Fig. 1.. Probiotic E. coli can be engineered to sense blood in vitro and in vivo.
(A) Schematic of the blood sensor gene circuit. Extracellular heme is internalized through the outer-membrane transporter ChuA and interacts with the transcriptional repressor HtrR to allow for expression of the bacterial luciferase operon luxCDABE. (B) Dose-response curves of prototype (V1) and optimized (V2) heme-sensing genetic circuits in laboratory (MG1655) and probiotic (Nissle) strains of E. coli. Error bars represent SEM of three independent biological replicates. (C) In vivo blood sensor performance. C57BL/6J mice were administered indomethacin (10 mg/kg) to induce gastrointestinal bleeding or vehicle (PBS, phosphate-buffered saline) and inoculated with blood sensor E. coli Nissle cells the following day. Normalized luminescence values of fecal pellets were significantly higher in mice administered indomethacin compared to control animals (*P = 0.04; Student’s t test; N = 10 mice). CFU, colony-forming units; RLU, relative luminescence units.
Fig. 2.
Fig. 2.. Design and in vitro evaluation of IMBED for miniaturized wireless sensing with cellular biosensors.
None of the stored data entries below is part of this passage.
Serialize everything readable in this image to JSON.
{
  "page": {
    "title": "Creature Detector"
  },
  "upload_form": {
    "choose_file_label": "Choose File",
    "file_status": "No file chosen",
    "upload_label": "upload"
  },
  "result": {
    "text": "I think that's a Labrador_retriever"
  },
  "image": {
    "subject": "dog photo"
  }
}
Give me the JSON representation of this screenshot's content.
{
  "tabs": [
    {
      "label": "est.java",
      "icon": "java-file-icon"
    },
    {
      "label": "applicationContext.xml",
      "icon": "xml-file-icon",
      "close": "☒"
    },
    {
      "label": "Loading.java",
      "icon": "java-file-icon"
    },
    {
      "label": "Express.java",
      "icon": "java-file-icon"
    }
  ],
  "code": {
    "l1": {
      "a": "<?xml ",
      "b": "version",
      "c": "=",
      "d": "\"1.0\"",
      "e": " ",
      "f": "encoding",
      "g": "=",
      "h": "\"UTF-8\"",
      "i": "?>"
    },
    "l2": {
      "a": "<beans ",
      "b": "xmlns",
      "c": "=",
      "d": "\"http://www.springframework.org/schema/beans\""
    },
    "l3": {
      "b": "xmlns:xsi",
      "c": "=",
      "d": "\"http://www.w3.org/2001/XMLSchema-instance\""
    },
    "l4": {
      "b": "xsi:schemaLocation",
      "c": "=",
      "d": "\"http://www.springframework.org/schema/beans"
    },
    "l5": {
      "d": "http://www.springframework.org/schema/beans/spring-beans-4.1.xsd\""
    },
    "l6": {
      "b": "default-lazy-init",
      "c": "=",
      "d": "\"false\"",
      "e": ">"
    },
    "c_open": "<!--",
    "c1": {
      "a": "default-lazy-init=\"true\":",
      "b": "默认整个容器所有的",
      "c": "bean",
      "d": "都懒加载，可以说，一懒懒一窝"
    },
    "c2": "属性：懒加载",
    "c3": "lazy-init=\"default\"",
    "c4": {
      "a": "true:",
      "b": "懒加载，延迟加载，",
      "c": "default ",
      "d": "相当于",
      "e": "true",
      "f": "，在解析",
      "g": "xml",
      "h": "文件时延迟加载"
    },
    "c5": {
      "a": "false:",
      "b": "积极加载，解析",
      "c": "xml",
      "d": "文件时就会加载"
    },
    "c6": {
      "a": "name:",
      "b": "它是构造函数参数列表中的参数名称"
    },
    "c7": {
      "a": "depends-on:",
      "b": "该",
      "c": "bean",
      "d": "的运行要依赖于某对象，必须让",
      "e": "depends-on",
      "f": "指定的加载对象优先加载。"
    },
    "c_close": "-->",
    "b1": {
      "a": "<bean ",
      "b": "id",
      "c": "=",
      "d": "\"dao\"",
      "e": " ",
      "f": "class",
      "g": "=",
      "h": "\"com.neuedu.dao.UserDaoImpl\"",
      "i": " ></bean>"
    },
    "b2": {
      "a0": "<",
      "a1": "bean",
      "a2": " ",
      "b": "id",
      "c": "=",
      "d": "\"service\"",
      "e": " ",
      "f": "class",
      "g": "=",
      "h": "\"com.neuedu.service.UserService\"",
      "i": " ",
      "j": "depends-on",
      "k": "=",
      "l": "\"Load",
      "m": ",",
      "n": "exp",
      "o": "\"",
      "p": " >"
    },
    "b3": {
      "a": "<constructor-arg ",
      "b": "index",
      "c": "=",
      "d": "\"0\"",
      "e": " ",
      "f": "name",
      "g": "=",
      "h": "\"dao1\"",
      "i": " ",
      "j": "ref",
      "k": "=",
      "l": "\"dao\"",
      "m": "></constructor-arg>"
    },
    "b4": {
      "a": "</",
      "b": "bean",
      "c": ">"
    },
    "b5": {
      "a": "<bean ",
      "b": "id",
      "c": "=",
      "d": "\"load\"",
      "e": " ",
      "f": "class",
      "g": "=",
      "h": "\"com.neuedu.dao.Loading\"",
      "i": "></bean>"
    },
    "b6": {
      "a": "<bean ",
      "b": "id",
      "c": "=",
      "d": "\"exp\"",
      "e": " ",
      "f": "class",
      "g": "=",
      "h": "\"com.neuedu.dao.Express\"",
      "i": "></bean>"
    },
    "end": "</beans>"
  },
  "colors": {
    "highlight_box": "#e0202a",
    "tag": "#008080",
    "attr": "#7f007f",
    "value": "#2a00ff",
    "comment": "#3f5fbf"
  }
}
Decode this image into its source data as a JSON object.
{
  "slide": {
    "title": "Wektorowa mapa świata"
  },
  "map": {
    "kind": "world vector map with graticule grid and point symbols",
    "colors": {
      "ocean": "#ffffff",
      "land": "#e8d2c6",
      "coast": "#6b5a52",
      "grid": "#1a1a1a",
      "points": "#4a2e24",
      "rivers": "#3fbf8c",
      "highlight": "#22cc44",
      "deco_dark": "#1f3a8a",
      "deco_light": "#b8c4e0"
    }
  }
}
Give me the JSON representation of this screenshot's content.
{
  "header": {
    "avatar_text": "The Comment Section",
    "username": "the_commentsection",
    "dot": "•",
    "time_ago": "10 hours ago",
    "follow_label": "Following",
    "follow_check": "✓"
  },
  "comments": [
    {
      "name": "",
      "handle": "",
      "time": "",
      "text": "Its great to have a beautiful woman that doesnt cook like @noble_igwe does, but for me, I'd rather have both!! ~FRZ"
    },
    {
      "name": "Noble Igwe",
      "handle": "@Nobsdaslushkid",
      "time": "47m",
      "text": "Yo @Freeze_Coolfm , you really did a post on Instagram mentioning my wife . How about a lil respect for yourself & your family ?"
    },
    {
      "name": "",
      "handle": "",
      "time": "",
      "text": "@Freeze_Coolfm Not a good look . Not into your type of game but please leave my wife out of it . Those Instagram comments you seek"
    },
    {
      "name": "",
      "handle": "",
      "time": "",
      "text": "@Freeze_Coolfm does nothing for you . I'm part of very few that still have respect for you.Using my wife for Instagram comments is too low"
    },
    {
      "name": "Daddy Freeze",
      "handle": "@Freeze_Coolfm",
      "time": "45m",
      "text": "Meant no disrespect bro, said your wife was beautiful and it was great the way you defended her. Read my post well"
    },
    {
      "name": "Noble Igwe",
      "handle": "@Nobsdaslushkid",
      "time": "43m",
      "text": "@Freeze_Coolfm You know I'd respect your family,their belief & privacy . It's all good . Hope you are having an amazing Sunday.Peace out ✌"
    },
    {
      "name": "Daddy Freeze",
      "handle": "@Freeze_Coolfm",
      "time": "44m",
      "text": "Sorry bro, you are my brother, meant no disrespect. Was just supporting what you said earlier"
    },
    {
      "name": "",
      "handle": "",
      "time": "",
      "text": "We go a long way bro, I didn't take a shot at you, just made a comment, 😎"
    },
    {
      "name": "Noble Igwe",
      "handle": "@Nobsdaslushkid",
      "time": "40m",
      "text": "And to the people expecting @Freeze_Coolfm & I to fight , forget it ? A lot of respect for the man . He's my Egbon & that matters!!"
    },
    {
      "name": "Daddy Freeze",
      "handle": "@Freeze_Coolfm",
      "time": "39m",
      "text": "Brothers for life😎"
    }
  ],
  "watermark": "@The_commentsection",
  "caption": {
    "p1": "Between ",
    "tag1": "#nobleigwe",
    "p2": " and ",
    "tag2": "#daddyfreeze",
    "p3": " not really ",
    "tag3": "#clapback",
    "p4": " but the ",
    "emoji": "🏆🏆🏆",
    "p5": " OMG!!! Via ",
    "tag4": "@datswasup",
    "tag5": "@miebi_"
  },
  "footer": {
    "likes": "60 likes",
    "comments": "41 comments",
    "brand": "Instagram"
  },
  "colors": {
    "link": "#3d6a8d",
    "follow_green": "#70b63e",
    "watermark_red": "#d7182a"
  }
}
(A) Cross section, electrical system diagram, and front- and back-side photos of the device. PDMS, polydi-methylsiloxane. (B) System photocurrent response measured without cells. The incident photon flux was supplied by green light-emitting diode (wavelength λ = 525 nm) and calibrated with an optical power meter (individual traces shown for N = 3 devices). (C) Kinetic response of blood sensor IMBED in bacterial growth media supplemented with 0 and 500 ppm blood. (D) Dose-response of blood sensor IMBEDs in bacterial growth media containing different blood concentrations 2 hours after exposure. The leftmost data point represents the background response in the absence of blood. (E) Detection of multiple gut-relevant small molecules with IMBEDs. HrtR-, LuxR- and ThsRS-containing E. coli Nissle strains in IMBEDs were exposed to 500 ppm blood, 100 nM acyl-homoserine lactone (AHL), or 10 mM thiosulfate for 2 hours. In (C) to (E), error bars denote the SEM for three independent biological replicates conducted with different IMBEDs. *P < 0.05, **P < 0.01, Student’s t test.
Fig. 3.
Fig. 3.. IMBEDs can rapidly detect porcine gastric bleeding.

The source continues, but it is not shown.